Oder auch: 3 Tage auf dem Elberadweg
Der Zug ist voll. So voll, dass wir mit unseren Fahrrädern den abfahrenden Waggons nur nur noch vom Gleis winken können. Es ist einen Tag nach Himmelfahrt, die Strecke zwischen Leipzig und Dresden hoch frequentiert – und die Regionalbahn rollt mit nur einem Abteil ein. Klar. So beginnt die Reise schlechter und mit mehr Zucker als geplant. Bei dieser Misere kann schließlich nur ein klassischer Frust-Schokoriegel helfen. Eine Stunde später winken wir aus dem Zug den Gleisen – immer noch mit nur einem Abteil, aber mit deutlich besserer Laune. Nächster Halt: Coswig.

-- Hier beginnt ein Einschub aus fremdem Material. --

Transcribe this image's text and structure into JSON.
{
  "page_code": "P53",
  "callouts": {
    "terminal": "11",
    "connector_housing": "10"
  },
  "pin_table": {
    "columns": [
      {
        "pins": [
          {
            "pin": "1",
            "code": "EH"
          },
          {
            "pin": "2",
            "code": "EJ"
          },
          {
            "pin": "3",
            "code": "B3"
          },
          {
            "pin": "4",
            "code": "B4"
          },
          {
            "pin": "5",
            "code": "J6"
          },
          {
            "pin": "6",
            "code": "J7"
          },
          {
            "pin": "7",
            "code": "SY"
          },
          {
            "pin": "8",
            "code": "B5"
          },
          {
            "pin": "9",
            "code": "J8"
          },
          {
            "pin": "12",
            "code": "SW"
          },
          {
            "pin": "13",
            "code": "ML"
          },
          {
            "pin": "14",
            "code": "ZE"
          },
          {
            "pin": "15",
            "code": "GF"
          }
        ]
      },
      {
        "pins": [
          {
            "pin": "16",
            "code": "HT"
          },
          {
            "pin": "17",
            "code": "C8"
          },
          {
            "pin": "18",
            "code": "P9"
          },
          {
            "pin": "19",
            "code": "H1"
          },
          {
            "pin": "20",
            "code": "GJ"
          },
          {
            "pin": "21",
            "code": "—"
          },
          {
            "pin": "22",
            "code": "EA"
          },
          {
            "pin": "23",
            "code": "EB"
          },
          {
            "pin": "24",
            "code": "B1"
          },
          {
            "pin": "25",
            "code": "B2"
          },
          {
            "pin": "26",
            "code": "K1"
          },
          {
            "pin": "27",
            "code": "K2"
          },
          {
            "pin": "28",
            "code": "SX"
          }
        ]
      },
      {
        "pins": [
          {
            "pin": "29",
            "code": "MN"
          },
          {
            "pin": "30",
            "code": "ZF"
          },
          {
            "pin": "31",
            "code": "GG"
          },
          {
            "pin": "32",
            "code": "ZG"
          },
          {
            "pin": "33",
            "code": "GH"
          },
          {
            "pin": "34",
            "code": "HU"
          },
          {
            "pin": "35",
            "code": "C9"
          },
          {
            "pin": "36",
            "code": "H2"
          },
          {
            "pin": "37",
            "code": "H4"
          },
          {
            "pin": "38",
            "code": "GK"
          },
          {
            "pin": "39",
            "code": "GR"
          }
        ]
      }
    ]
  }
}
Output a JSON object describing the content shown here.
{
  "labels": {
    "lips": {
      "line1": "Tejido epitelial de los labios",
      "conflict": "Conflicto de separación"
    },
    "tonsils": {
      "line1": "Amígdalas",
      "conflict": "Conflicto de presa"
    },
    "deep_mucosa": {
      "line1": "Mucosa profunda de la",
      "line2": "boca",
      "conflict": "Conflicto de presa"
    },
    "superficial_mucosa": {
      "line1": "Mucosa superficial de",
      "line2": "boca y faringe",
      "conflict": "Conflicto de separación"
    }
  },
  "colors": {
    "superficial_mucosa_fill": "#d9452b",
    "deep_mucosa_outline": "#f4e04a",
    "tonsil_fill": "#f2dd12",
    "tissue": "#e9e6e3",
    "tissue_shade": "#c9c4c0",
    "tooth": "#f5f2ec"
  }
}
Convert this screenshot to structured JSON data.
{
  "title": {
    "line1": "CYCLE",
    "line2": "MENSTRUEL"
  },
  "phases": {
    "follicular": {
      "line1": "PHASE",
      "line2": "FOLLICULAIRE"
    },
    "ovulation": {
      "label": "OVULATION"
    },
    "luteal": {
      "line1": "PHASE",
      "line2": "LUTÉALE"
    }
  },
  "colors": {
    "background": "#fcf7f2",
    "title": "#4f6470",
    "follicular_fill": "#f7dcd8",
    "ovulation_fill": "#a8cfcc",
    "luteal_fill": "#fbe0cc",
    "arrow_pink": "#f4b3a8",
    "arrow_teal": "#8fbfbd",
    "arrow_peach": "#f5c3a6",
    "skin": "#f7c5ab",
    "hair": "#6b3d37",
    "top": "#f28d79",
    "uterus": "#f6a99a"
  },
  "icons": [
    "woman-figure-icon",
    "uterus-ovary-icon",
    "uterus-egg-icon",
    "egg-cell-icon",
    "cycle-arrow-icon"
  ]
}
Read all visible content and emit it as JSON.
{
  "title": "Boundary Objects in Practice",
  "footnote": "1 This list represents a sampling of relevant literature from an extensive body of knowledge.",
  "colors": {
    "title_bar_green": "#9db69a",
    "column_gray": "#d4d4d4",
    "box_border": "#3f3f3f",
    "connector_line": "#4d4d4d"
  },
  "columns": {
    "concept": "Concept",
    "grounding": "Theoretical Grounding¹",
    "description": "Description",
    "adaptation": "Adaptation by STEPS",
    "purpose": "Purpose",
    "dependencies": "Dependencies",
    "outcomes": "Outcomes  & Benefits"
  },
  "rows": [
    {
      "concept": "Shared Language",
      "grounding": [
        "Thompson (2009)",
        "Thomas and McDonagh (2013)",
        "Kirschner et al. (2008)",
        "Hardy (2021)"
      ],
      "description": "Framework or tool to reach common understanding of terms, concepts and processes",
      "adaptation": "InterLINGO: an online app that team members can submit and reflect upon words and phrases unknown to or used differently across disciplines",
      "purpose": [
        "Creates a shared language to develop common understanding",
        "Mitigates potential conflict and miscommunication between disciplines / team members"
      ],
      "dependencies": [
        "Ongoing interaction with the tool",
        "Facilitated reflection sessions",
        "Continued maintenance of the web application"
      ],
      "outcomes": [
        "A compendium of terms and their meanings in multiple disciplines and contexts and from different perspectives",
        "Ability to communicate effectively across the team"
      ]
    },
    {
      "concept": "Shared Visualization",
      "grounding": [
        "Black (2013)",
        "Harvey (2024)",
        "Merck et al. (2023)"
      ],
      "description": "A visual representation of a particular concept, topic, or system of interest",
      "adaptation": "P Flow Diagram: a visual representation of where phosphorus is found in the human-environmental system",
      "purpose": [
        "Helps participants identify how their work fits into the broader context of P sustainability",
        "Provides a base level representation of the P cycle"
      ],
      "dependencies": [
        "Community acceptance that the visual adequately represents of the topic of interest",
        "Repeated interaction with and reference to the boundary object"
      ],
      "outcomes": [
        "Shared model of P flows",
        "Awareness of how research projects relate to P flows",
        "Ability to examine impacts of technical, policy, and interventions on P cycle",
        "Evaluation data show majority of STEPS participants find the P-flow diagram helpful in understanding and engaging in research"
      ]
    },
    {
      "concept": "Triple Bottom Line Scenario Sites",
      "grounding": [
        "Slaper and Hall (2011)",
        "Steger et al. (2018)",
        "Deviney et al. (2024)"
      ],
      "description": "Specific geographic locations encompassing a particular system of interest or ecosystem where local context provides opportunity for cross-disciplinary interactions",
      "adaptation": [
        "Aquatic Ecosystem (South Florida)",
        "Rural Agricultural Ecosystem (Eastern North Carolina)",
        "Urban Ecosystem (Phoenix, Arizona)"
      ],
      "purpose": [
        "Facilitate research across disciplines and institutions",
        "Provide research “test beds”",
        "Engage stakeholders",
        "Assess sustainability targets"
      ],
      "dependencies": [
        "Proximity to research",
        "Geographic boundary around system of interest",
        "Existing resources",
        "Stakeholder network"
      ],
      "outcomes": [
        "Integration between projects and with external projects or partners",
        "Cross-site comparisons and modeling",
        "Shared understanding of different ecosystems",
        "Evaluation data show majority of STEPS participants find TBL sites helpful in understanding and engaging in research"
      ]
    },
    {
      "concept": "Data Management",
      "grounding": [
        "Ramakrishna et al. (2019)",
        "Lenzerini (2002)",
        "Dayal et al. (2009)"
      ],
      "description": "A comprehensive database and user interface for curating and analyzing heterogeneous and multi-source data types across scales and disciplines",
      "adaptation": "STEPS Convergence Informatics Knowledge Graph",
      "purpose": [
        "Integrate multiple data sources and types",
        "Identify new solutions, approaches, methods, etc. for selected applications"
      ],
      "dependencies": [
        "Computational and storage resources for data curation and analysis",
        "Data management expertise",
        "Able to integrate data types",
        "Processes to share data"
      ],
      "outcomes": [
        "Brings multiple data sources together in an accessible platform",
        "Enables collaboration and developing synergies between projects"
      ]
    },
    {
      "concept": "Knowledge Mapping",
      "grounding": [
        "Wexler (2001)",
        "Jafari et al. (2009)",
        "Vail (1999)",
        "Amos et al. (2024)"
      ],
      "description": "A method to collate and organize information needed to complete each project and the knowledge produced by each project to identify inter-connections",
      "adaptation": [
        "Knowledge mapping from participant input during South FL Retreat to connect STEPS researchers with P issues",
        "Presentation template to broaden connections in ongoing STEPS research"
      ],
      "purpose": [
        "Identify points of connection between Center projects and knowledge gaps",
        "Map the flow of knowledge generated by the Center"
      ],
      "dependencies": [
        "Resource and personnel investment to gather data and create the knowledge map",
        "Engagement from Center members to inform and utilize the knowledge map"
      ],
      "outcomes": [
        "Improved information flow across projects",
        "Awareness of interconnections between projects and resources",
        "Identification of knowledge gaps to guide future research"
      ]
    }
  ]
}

Vor uns liegen drei, oder sagen wir eher: Zweieinhalb Tage auf dem Elberadweg. Über Sachsen, Brandenburg und Sachsen-Anhalt ist das Ziel der Reise Lutherstadt Wittenberg, das eta 160 Kilometer entfernt vom Startpunkt ist. Mit Leggings und Windjacke sehe ich auf jeden Fall nach Radfahrerin aus; mein altes Mountainbike, das ich zuletzt in Teeniejahren bewegt habe, spricht eine andere Sprache. Klar, ich fahre gern Fahrrad. Aber wer tut das nicht? Zu meinem tatsächlichen Alltag gehört es aber eher weniger. Entsprechende Panik ist bei mir etwa zwei Tage vor Beginn der Radtour aufgekommen. Einziges Hilfsmittel: Videos der Cycling-Influencerin Rijke schauen, die an der Ostseeküste problemlos 200 Kilometer an einem Tag zurücklegt. Die Vlogs zeigen schöne Bilder, den Spaß beim Fahren und katapultieren mich von einem Motivationsloch rein in einen echten Hype-Modus. Ich bin bereit, ich habe Bock – und entgegen der Wetterprognosen regnet es nicht mal.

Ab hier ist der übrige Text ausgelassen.